UBP Milletvekili Aytaç Çaluda’nın dokunulmazlığının kaldırılmasıyla ilgili olarak Denktaş, “Aytaç Çaluda’nın dokunulmazlığı kaldırıldı ama gerçekten yolsuzluk yaptığına ve bir kazanç elde ettiğine inanmayanlardanım. Kendisine de söyledim ‘dokunulmazlığın kaldırılmasından korkmayın. Tam aksine destek verin ki kalksın. Çünkü başka türlü aklanmak mümkün olmaz’ dedim” diye konuştu.

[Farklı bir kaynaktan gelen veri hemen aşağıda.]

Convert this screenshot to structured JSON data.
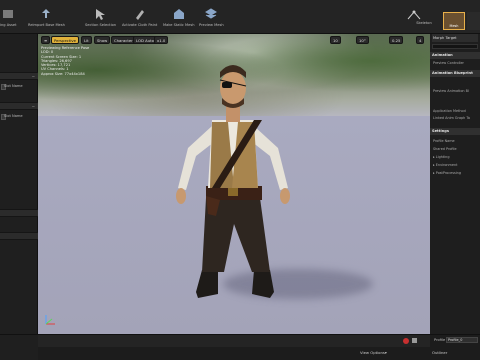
{
  "toolbar": {
    "items": [
      {
        "label": "ing Asset",
        "icon": "asset-icon"
      },
      {
        "label": "Reimport Base Mesh",
        "icon": "reimport-icon"
      },
      {
        "label": "Section Selection",
        "icon": "section-select-icon"
      },
      {
        "label": "Activate Cloth Paint",
        "icon": "cloth-paint-icon"
      },
      {
        "label": "Make Static Mesh",
        "icon": "static-mesh-icon"
      },
      {
        "label": "Preview Mesh",
        "icon": "preview-mesh-icon"
      }
    ],
    "modes": {
      "skeleton": "Skeleton",
      "mesh": "Mesh"
    }
  },
  "left_panel": {
    "slot_name_1": "Slot Name",
    "slot_name_2": "Slot Name",
    "collapse_1": "−",
    "collapse_2": "−"
  },
  "viewport": {
    "toolbar_left": [
      "≡",
      "Perspective",
      "Lit",
      "Show",
      "Character",
      "LOD Auto",
      "x1.0"
    ],
    "toolbar_right": [
      "10",
      "10°",
      "0.25",
      "4"
    ],
    "stats": [
      "Previewing Reference Pose",
      "LOD: 0",
      "Current Screen Size: 1",
      "Triangles: 26,697",
      "Vertices: 17,721",
      "UV Channels: 1",
      "Approx Size: 77x44x184"
    ]
  },
  "right_panel": {
    "tab": "Morph Target",
    "sections": {
      "animation": "Animation",
      "animation_blueprint": "Animation Blueprint",
      "settings": "Settings"
    },
    "rows": {
      "preview_controller": "Preview Controller",
      "preview_anim_bp": "Preview Animation Bl",
      "application_method": "Application Method",
      "linked_anim_graph_tag": "Linked Anim Graph Ta",
      "profile_name": "Profile Name",
      "shared_profile": "Shared Profile",
      "lighting": "▸ Lighting",
      "environment": "▸ Environment",
      "postprocessing": "▸ PostProcessing"
    }
  },
  "bottom": {
    "view_options": "View Options▾",
    "outliner": "Outliner",
    "profile_label": "Profile",
    "profile_value": "Profile_0"
  },
  "colors": {
    "accent": "#e0b23a",
    "panel": "#1e1e1e",
    "viewport_floor": "#a8a8bc"
  }
}
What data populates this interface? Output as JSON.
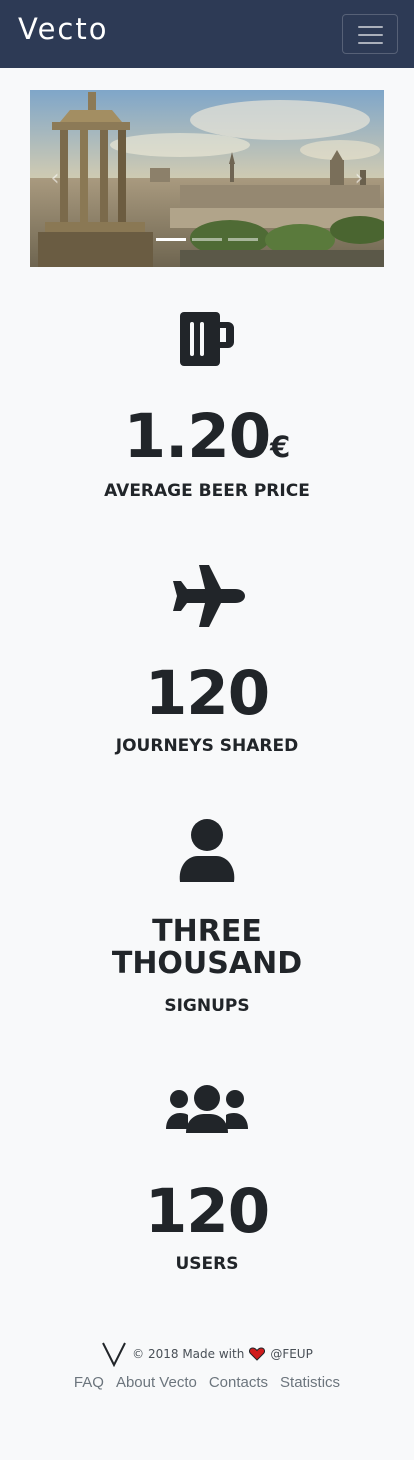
{
  "navbar": {
    "brand": "Vecto",
    "brand_color": "#2d3a55",
    "toggler_icon": "hamburger-icon"
  },
  "carousel": {
    "slide_count": 3,
    "active_index": 0,
    "prev_icon": "chevron-left-icon",
    "next_icon": "chevron-right-icon"
  },
  "stats": [
    {
      "icon": "beer-mug-icon",
      "value": "1.20",
      "unit": "€",
      "label": "AVERAGE BEER PRICE"
    },
    {
      "icon": "airplane-icon",
      "value": "120",
      "label": "JOURNEYS SHARED"
    },
    {
      "icon": "user-icon",
      "value": "THREE THOUSAND",
      "value_lines": [
        "THREE",
        "THOUSAND"
      ],
      "label": "SIGNUPS"
    },
    {
      "icon": "users-icon",
      "value": "120",
      "label": "USERS"
    }
  ],
  "footer": {
    "logo_icon": "vecto-logo-icon",
    "copyright": "© 2018 Made with",
    "heart_icon": "heart-icon",
    "heart_color": "#d01c1c",
    "org": "@FEUP",
    "links": [
      "FAQ",
      "About Vecto",
      "Contacts",
      "Statistics"
    ]
  }
}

“Müzakerele boşuna zaman kaybı”
“Kıbrıs konusu yeni bir sürece evriliyor. Endişeli misiniz?’ sorusunu yanıtlayan Maliye Bakanı Serdar Denktaş, dünya Kıbrıs sorununa yönelik kendi tavrını değiştirmediği müddetçe hiçbir şeyin olmayacağını söyledi ve “boşuna zaman kaybı” dedi.
Denktaş açıklamasını şöyle sürdürdü:
“ Rum tarafı tavrını açıkça ortaya koymadığı sürece ben masaya oturulması taraftarı değilim ancak illa ki oturulacaksa bilmemiz gereken bu süreç yine olumsuz sona ererse Kıbrıs Türkü’nün sonu ne olacak? Bunu artık BM’nin ortaya koyması gerekir. İstenilen ilelebet konuşmak ise biz hiçbir yere varmadan 500 yıl daha oturur konuşuruz. “Önemli olan belirsizliğin sona ermesi ve geleceği görebilmemizdir.”